Presiden Prabowo Subianto meminta percepatan pemanfaatan teknologi pengolahan sampah skala mikro sebagai solusi konkret dalam mengatasi permasalahan sampah di berbagai daerah. Langkah ini dinilai penting mengingat volume sampah yang terus meningkat setiap tahun, sementara kapasitas tempat pembuangan akhir (TPA) semakin terbatas. Dengan teknologi skala mikro, pengolahan sampah dapat dilakukan lebih dekat ke sumbernya, seperti di tingkat desa, kelurahan, atau komunitas, kutip mono77.
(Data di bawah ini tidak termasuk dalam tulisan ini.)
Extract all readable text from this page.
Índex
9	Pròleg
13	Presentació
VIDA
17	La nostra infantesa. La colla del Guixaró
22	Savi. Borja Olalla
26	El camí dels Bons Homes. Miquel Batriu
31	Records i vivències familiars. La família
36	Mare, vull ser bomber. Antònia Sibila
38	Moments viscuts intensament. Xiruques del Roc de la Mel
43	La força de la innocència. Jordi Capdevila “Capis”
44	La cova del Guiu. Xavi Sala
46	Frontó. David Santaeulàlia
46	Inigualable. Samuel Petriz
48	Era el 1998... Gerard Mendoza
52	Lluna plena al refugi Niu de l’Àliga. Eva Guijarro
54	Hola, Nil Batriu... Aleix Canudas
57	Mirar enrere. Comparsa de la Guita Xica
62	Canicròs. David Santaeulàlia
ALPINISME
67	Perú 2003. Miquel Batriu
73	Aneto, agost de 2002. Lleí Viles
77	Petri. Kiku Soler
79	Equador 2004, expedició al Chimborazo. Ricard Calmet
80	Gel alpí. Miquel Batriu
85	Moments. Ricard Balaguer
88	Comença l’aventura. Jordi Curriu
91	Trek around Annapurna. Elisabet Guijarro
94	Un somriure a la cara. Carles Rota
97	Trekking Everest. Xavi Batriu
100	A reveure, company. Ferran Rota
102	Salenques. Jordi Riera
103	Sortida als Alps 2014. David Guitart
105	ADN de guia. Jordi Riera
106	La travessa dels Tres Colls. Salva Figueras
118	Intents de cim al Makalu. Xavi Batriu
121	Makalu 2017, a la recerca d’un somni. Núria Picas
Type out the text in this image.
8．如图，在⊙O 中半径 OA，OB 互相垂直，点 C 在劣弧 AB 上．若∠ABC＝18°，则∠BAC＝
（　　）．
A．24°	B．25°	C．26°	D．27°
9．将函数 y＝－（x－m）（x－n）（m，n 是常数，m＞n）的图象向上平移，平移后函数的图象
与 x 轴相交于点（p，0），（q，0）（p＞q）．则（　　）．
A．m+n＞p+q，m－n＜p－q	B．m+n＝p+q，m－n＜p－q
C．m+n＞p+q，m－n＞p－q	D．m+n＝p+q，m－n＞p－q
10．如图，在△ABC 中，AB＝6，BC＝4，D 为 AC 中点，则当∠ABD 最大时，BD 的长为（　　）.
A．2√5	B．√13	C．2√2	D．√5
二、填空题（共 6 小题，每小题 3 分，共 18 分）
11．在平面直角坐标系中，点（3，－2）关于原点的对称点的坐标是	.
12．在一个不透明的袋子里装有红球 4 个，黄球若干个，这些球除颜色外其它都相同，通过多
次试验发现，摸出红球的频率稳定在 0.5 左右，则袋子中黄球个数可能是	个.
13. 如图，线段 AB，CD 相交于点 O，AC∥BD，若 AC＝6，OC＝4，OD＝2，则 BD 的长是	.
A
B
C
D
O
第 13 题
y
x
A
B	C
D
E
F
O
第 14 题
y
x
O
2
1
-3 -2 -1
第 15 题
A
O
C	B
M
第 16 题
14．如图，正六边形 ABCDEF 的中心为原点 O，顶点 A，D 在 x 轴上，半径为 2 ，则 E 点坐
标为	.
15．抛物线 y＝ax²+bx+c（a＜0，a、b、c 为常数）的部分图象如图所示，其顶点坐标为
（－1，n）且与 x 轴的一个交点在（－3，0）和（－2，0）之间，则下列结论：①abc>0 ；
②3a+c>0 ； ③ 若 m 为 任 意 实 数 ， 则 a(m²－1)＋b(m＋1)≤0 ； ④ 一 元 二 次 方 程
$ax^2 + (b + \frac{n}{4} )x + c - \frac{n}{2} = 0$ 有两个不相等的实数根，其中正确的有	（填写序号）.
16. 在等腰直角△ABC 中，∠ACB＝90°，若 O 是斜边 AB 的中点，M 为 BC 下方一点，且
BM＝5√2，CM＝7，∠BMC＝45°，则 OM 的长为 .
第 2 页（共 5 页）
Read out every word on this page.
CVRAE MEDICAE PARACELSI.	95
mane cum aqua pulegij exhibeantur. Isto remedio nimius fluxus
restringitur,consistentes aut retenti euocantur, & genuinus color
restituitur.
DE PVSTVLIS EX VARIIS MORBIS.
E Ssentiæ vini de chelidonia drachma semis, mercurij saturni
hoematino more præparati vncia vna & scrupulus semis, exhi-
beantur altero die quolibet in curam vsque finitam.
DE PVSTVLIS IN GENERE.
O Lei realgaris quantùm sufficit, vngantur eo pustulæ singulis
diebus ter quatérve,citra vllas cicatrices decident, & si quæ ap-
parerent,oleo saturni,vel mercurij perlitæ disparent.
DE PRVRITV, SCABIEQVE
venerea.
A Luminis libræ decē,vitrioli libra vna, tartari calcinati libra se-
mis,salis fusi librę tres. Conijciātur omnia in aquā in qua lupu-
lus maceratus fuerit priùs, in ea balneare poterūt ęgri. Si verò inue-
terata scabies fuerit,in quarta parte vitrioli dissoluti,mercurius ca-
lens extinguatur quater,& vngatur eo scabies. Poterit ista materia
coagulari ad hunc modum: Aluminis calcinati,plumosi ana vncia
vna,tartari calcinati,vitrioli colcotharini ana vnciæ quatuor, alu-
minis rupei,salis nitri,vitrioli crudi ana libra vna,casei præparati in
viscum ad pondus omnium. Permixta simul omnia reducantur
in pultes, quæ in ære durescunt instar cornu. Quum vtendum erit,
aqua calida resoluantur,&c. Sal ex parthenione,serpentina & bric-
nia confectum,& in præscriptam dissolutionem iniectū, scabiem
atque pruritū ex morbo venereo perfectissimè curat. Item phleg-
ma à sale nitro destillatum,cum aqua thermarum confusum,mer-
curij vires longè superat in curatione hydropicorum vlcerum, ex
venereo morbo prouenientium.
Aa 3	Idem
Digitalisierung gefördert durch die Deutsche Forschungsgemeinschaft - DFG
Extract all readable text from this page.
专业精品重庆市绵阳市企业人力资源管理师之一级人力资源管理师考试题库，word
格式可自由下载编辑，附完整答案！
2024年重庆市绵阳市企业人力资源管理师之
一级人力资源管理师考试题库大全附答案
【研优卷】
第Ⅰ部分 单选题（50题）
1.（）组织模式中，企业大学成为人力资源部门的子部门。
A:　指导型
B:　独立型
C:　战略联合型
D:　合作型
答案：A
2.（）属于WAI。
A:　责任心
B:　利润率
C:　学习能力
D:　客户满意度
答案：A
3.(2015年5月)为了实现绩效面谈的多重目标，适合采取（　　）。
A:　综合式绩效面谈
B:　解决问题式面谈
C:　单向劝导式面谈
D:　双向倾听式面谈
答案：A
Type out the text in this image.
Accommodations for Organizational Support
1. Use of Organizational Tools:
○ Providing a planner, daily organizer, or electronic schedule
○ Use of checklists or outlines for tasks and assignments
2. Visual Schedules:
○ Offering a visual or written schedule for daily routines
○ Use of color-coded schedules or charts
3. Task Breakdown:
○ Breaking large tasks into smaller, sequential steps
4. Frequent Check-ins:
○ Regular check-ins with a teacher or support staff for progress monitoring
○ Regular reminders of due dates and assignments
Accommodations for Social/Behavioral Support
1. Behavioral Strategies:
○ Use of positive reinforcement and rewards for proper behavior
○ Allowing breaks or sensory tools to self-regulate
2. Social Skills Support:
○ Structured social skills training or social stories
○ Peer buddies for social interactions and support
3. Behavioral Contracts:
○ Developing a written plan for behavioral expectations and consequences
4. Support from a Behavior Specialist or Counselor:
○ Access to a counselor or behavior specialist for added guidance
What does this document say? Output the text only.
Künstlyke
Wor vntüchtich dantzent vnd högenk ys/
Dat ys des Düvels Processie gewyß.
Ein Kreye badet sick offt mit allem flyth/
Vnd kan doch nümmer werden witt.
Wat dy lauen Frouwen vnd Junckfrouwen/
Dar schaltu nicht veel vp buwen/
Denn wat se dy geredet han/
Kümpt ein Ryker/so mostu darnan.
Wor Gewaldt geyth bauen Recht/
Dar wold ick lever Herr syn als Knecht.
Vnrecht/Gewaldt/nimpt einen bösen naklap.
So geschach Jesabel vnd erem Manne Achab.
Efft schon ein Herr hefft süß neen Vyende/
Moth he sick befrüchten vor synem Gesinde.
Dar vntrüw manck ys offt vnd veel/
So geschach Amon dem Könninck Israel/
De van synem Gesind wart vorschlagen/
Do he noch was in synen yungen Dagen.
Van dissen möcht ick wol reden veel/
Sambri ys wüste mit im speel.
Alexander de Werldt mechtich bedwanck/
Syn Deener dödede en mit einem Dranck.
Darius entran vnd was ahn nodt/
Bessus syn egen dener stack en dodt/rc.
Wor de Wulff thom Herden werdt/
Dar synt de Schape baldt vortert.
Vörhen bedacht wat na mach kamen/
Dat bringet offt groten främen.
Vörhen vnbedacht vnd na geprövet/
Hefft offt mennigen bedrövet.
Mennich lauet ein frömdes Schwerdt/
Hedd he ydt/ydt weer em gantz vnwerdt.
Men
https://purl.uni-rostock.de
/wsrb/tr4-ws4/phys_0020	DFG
Pemanfaatan teknologi ini diharapkan mampu mengurangi beban TPA sekaligus mendorong pengelolaan sampah yang lebih ramah lingkungan. Berbagai inovasi seperti mesin pencacah, biodigester, hingga teknologi pengubah sampah menjadi energi dinilai dapat diterapkan secara luas dengan biaya yang lebih terjangkau. Selain itu, pendekatan berbasis komunitas juga membuka peluang terciptanya lapangan kerja baru serta meningkatkan kesadaran masyarakat dalam memilah dan mengelola sampah sejak dari rumah.
Prabowo menekankan pentingnya sinergi antara pemerintah pusat, pemerintah daerah, sektor swasta, dan masyarakat dalam mempercepat implementasi teknologi tersebut. Dukungan regulasi, pendanaan, serta pelatihan sumber daya manusia menjadi kunci keberhasilan program ini. Dengan langkah yang terkoordinasi dan berkelanjutan, pengolahan sampah skala mikro diharapkan mampu menjadi solusi efektif untuk menciptakan lingkungan yang lebih bersih dan berkelanjutan di seluruh Indonesia.